Kretschmann sagte, er haben noch einmal alle vorhandenen Studien zu dieser Frage wissenschaftlich überprüfen lassen und sei zum selben Ergebnis gekommen. In den Faschingsferien, wenn die Schulen geschlossen bleiben, sollen die Maßnahmen evaluiert werden. Zuletzt hatte der Berliner Virologe Christian Drosten, der auch die Bundesregierung berät, Zweifel an der Erkenntnis der Studien geäußert.

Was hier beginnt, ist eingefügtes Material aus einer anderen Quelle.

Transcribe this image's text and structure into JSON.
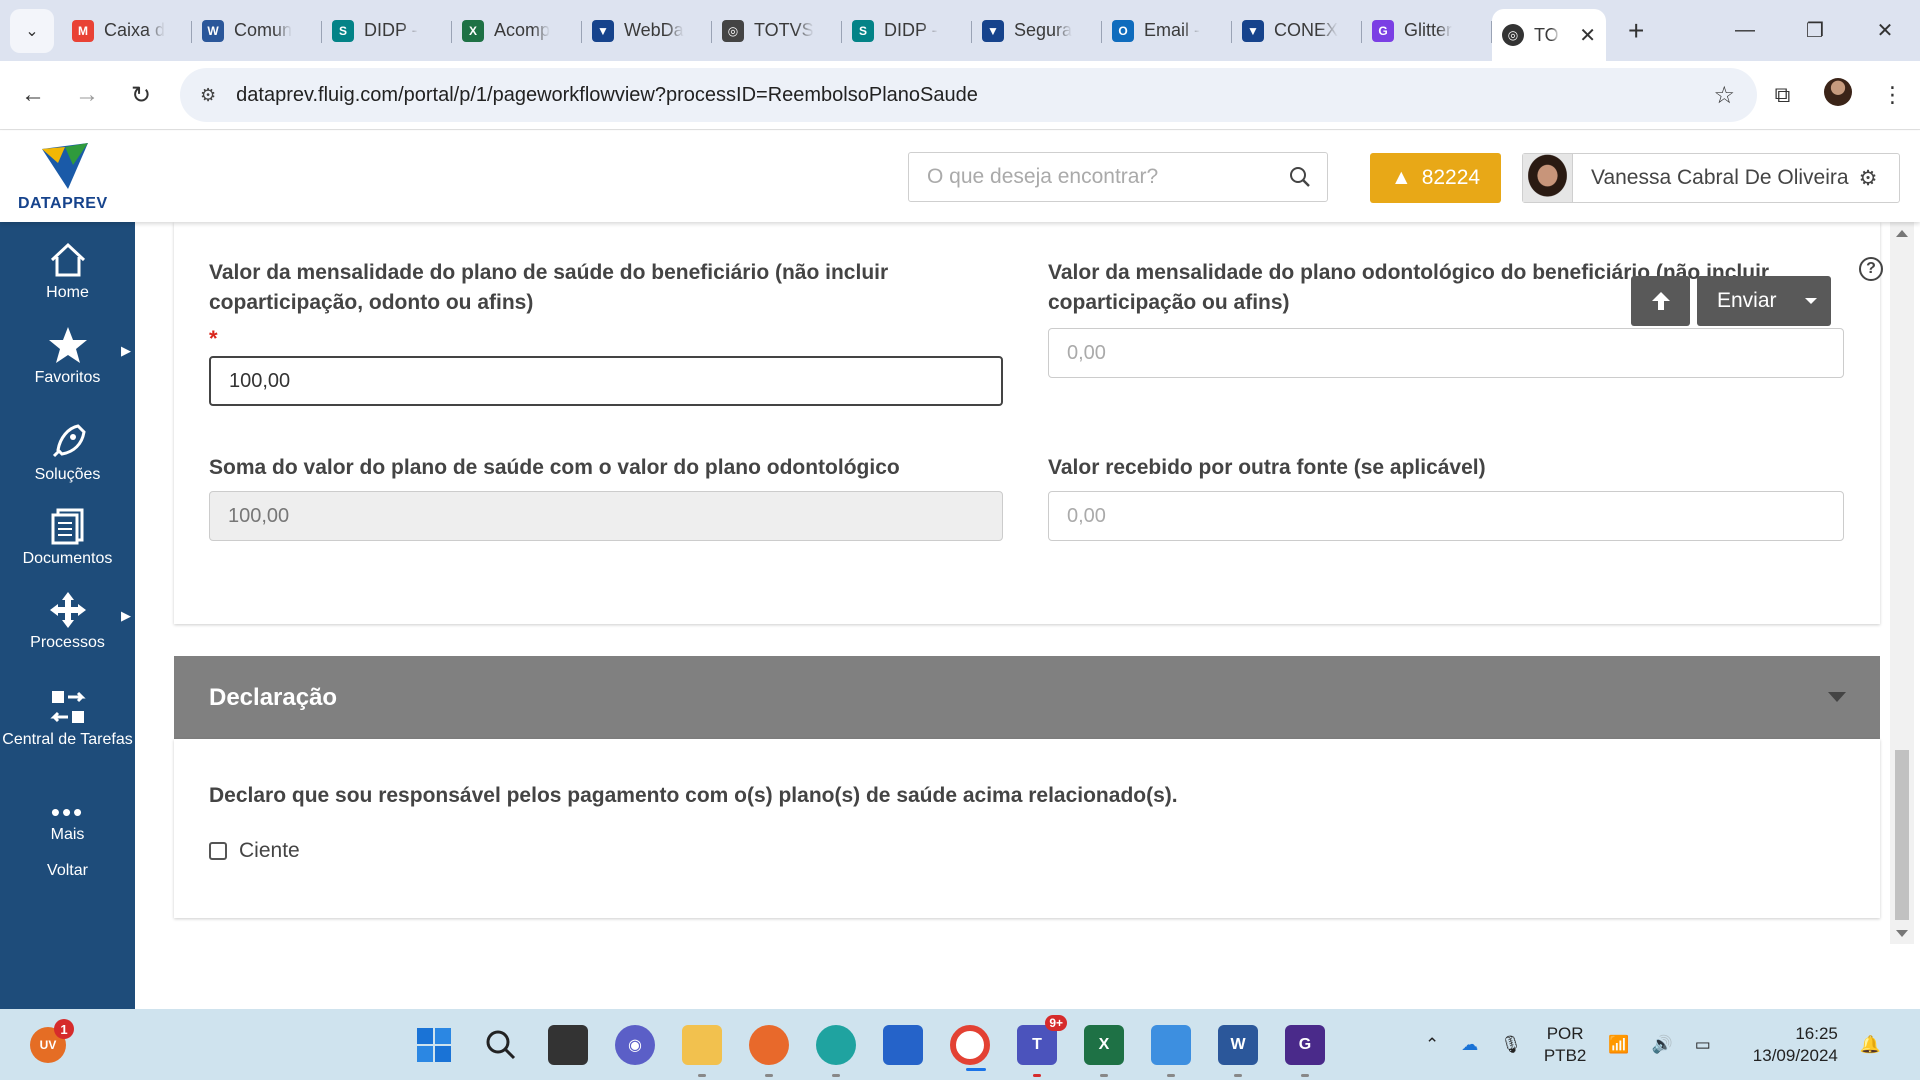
{
  "browser": {
    "tabs": [
      {
        "label": "Caixa d",
        "color": "#e94235",
        "glyph": "M"
      },
      {
        "label": "Comun",
        "color": "#2b579a",
        "glyph": "W"
      },
      {
        "label": "DIDP -",
        "color": "#038387",
        "glyph": "S"
      },
      {
        "label": "Acomp",
        "color": "#1e7145",
        "glyph": "X"
      },
      {
        "label": "WebDa",
        "color": "#16438c",
        "glyph": "▼"
      },
      {
        "label": "TOTVS",
        "color": "#444444",
        "glyph": "◎"
      },
      {
        "label": "DIDP -",
        "color": "#038387",
        "glyph": "S"
      },
      {
        "label": "Segura",
        "color": "#16438c",
        "glyph": "▼"
      },
      {
        "label": "Email -",
        "color": "#0f6cbd",
        "glyph": "O"
      },
      {
        "label": "CONEX",
        "color": "#16438c",
        "glyph": "▼"
      },
      {
        "label": "Glitter",
        "color": "#7b3fe4",
        "glyph": "G"
      }
    ],
    "active_tab": {
      "label": "TO",
      "close": "✕"
    },
    "new_tab": "+",
    "url": "dataprev.fluig.com/portal/p/1/pageworkflowview?processID=ReembolsoPlanoSaude"
  },
  "header": {
    "logo_text": "DATAPREV",
    "search_placeholder": "O que deseja encontrar?",
    "alert_count": "82224",
    "user_name": "Vanessa Cabral De Oliveira"
  },
  "sidebar": {
    "items": [
      {
        "label": "Home"
      },
      {
        "label": "Favoritos"
      },
      {
        "label": "Soluções"
      },
      {
        "label": "Documentos"
      },
      {
        "label": "Processos"
      },
      {
        "label": "Central de Tarefas"
      },
      {
        "label": "Mais"
      },
      {
        "label": "Voltar"
      }
    ]
  },
  "form": {
    "field1": {
      "label": "Valor da mensalidade do plano de saúde do beneficiário (não incluir coparticipação, odonto ou afins)",
      "required_mark": "*",
      "value": "100,00"
    },
    "field2": {
      "label": "Valor da mensalidade do plano odontológico do beneficiário (não incluir coparticipação ou afins)",
      "placeholder": "0,00"
    },
    "field3": {
      "label": "Soma do valor do plano de saúde com o valor do plano odontológico",
      "value": "100,00"
    },
    "field4": {
      "label": "Valor recebido por outra fonte (se aplicável)",
      "placeholder": "0,00"
    },
    "send_label": "Enviar",
    "help": "?"
  },
  "declaration": {
    "title": "Declaração",
    "text": "Declaro que sou responsável pelos pagamento com o(s) plano(s) de saúde acima relacionado(s).",
    "checkbox_label": "Ciente"
  },
  "taskbar": {
    "weather_badge": "1",
    "weather_text": "UV",
    "teams_badge": "9+",
    "lang_top": "POR",
    "lang_bottom": "PTB2",
    "time": "16:25",
    "date": "13/09/2024"
  }
}
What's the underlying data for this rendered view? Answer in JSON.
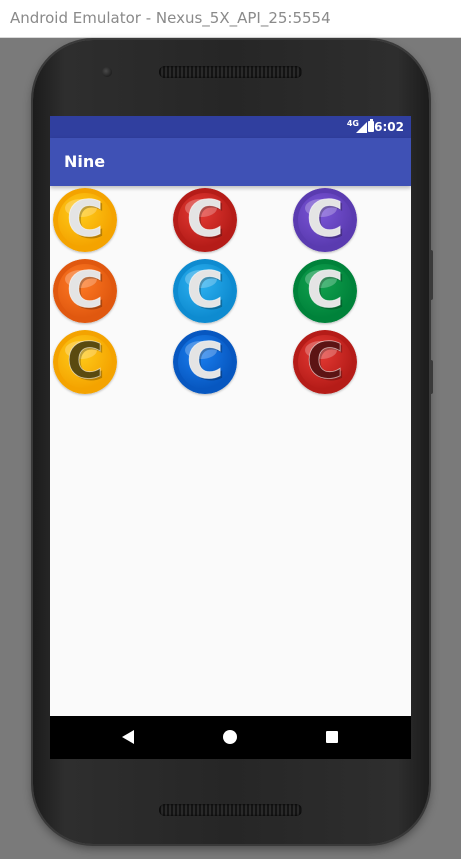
{
  "window": {
    "title": "Android Emulator - Nexus_5X_API_25:5554"
  },
  "status_bar": {
    "network_label": "4G",
    "time": "6:02",
    "color": "#303f9f"
  },
  "app_bar": {
    "title": "Nine",
    "color": "#3f51b5"
  },
  "grid": {
    "columns": 3,
    "coins": [
      {
        "name": "coin-yellow",
        "letter": "C",
        "ring": "#f4a300",
        "face": "#ffcc1a",
        "letter_color": "#e4e4e4"
      },
      {
        "name": "coin-red",
        "letter": "C",
        "ring": "#b51c18",
        "face": "#e53a34",
        "letter_color": "#e4e4e4"
      },
      {
        "name": "coin-purple",
        "letter": "C",
        "ring": "#5a3bb0",
        "face": "#7b55d8",
        "letter_color": "#e4e4e4"
      },
      {
        "name": "coin-orange",
        "letter": "C",
        "ring": "#e0580f",
        "face": "#ff7a24",
        "letter_color": "#e4e4e4"
      },
      {
        "name": "coin-light-blue",
        "letter": "C",
        "ring": "#0e8bd0",
        "face": "#2db2f2",
        "letter_color": "#e4e4e4"
      },
      {
        "name": "coin-green",
        "letter": "C",
        "ring": "#00823a",
        "face": "#11a24f",
        "letter_color": "#e4e4e4"
      },
      {
        "name": "coin-yellow-dark",
        "letter": "C",
        "ring": "#f4a300",
        "face": "#ffcc1a",
        "letter_color": "#5a4a10"
      },
      {
        "name": "coin-blue",
        "letter": "C",
        "ring": "#0757c0",
        "face": "#1a7ff0",
        "letter_color": "#e4e4e4"
      },
      {
        "name": "coin-red-dark",
        "letter": "C",
        "ring": "#b51c18",
        "face": "#e53a34",
        "letter_color": "#5c1414"
      }
    ]
  },
  "nav_bar": {
    "back_icon": "back-triangle-icon",
    "home_icon": "home-circle-icon",
    "recents_icon": "recents-square-icon"
  }
}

Kretschmanns Regierung führt die Verbesserung der Landesinzidenz auf zuletzt 86,6 auf die nächtliche Ausgangssperre zurück, die in Baden-Württemberg seit Dezember gilt. "Dies hat ganz wesentlich zur Verringerung der Mobilität beigetragen", sagte Landessozialminister Manfred Lucha (Grüne). Zuletzt hatte sich Kultusministerin Susanne Eisenmann (CDU) vehement für eine Wiedereröffnung der Schulen ausgesprochen.